I am trying to use Dask in an effort to perform feature extraction on a very large dataset (feature extraction using tsfresh), however I am having trouble with very long processing times.
My data looks as follows.
I have it all stored in Parquet files on my hard-drive.
To begin with I import the data into a Dask dataframe using the following code.
import dask
from dask import dataframe as dd
df = dd.read_parquet("/Users/oskar/Library/Mobile Documents/com~apple~CloudDocs/Documents/Studies/BSc Sem 7/Bachelor Project/programs/python/data/*/data.parquet")
I then initialise a Dask cluster.
from dask.distributed import Client, LocalCluster
cluster = LocalCluster(n_workers=8,
threads_per_worker=1,
scheduler_port=8786,
memory_limit='2GB')
cluster.scheduler_address
After that I start a Dask client.
from tsfresh.utilities.distribution import ClusterDaskDistributor
dask_distributor = ClusterDaskDistributor(address="127.0.0.1:8786")
dask_distributor.client
I then melt 'df'...
dfm = df.melt(id_vars=["id", "time"],
value_vars=['FP1-F7','F7-T7','T7-P7','P7-O1','FP1-F3','F3-C3','C3-P3','P3-O1','FP2-F4','F4-C4',
'C4-P4','P4-O2','FP2-F8','F8-T8','T8-P8','P8-O2','FZ-CZ','CZ-PZ','T7-FT9','FT9-FT10',
'FT10-T8'],
var_name="kind",
value_name="value")
... and group it.
dfm_grouped = dfm.groupby(["id", "kind"])
I then create an instance of 'dask_feature_extraction_on_chunk'.

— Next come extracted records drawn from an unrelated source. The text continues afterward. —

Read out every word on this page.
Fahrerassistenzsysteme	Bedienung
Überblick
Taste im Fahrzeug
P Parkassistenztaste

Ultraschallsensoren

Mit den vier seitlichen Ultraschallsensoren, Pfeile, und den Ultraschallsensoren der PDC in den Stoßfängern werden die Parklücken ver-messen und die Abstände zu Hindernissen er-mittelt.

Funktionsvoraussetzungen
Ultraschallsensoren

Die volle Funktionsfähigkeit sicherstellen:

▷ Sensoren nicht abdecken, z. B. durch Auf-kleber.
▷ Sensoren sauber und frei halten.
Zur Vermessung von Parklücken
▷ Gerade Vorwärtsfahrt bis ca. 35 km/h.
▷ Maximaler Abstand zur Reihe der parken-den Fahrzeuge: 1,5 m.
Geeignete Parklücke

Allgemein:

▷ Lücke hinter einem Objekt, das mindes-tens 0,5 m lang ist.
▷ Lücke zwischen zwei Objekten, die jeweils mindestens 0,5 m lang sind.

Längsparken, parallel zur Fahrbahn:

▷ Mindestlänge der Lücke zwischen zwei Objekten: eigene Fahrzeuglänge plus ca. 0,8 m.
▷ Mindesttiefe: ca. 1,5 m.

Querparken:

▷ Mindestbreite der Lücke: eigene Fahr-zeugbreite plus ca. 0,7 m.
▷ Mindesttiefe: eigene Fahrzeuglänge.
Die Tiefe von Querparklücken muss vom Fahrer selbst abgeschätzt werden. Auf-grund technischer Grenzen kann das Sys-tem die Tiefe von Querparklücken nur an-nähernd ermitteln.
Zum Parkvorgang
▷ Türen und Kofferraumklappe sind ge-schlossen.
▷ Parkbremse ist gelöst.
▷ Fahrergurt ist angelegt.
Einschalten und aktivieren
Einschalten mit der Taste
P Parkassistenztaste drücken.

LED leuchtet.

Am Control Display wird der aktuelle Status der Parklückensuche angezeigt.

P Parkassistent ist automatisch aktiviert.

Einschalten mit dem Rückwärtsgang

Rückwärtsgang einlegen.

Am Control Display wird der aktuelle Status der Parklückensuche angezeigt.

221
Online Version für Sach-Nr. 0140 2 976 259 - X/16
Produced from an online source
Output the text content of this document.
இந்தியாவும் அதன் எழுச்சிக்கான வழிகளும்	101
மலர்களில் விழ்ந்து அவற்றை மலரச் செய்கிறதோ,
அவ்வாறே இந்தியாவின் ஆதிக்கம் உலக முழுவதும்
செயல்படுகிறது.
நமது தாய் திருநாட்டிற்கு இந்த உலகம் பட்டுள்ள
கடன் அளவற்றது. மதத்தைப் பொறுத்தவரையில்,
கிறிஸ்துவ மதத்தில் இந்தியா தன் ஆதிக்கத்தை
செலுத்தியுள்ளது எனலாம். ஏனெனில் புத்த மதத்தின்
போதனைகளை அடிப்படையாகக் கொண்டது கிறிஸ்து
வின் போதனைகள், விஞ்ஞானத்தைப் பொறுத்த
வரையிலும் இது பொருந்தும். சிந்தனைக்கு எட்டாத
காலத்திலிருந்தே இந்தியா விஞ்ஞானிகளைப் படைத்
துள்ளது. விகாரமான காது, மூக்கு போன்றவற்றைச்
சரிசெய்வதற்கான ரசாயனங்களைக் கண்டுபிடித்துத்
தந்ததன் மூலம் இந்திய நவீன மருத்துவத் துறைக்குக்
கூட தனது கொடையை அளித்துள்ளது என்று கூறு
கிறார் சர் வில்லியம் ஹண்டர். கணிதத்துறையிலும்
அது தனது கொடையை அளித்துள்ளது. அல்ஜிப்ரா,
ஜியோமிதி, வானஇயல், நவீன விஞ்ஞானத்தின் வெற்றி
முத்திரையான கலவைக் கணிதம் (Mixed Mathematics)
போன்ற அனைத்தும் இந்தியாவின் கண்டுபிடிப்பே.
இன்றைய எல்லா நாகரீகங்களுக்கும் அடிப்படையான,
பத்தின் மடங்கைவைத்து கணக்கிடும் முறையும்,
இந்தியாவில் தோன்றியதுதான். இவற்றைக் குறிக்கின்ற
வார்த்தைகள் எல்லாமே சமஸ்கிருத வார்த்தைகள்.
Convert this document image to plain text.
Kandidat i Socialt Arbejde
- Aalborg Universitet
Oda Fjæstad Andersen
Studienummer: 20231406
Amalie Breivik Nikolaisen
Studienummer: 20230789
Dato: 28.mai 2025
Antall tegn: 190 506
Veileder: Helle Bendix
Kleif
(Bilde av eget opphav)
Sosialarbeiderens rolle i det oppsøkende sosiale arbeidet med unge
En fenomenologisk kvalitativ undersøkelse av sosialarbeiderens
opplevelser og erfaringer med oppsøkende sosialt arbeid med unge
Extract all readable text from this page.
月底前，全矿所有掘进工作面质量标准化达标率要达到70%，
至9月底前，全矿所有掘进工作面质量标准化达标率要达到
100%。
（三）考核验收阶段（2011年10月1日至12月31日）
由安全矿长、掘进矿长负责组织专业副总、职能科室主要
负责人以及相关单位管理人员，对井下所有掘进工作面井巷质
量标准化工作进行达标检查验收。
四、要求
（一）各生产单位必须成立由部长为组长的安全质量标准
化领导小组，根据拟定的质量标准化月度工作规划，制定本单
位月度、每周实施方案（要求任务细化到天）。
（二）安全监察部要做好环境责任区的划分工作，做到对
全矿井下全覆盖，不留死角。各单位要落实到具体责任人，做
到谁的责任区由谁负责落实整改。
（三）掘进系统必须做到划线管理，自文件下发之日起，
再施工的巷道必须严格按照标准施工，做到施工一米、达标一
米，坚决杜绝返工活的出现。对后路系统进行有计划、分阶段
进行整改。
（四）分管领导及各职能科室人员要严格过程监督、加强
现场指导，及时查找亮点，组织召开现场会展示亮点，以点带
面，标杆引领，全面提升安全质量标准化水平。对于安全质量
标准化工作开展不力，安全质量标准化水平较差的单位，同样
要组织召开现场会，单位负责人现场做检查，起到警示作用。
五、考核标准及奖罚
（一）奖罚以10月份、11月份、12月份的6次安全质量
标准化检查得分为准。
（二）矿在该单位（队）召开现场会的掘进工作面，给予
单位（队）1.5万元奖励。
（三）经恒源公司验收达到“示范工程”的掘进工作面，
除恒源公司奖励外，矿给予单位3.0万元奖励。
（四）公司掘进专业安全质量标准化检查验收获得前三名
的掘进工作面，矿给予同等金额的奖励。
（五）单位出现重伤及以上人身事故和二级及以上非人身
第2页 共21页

from tsfresh.convenience.bindings import dask_feature_extraction_on_chunk
from tsfresh.feature_extraction.settings import MinimalFCParameters
features = dask_feature_extraction_on_chunk(dfm_grouped,
column_id="id",
column_kind="kind",
column_sort="time",
column_value="value",
default_fc_parameters=MinimalFCParameters())
And I then finally try to categorize it. Now this is what takes absolutely forever. And I'm wondering if it is possible to speed up this process?
features = features.categorize(columns=["variable"])
After that I intend on resetting the index and pivoting the table; presumably this will take forever also.
features = features.reset_index(drop=True)
feature_table = features.pivot_table(index="id",
columns="variable",
values="value",
aggfunc="sum")
Not to mention the actual computation..
df_features = feature_table.compute()
Again - is there any way I can set up my Dask to allow for faster computation? My computer has 16GB of memory. Thank you.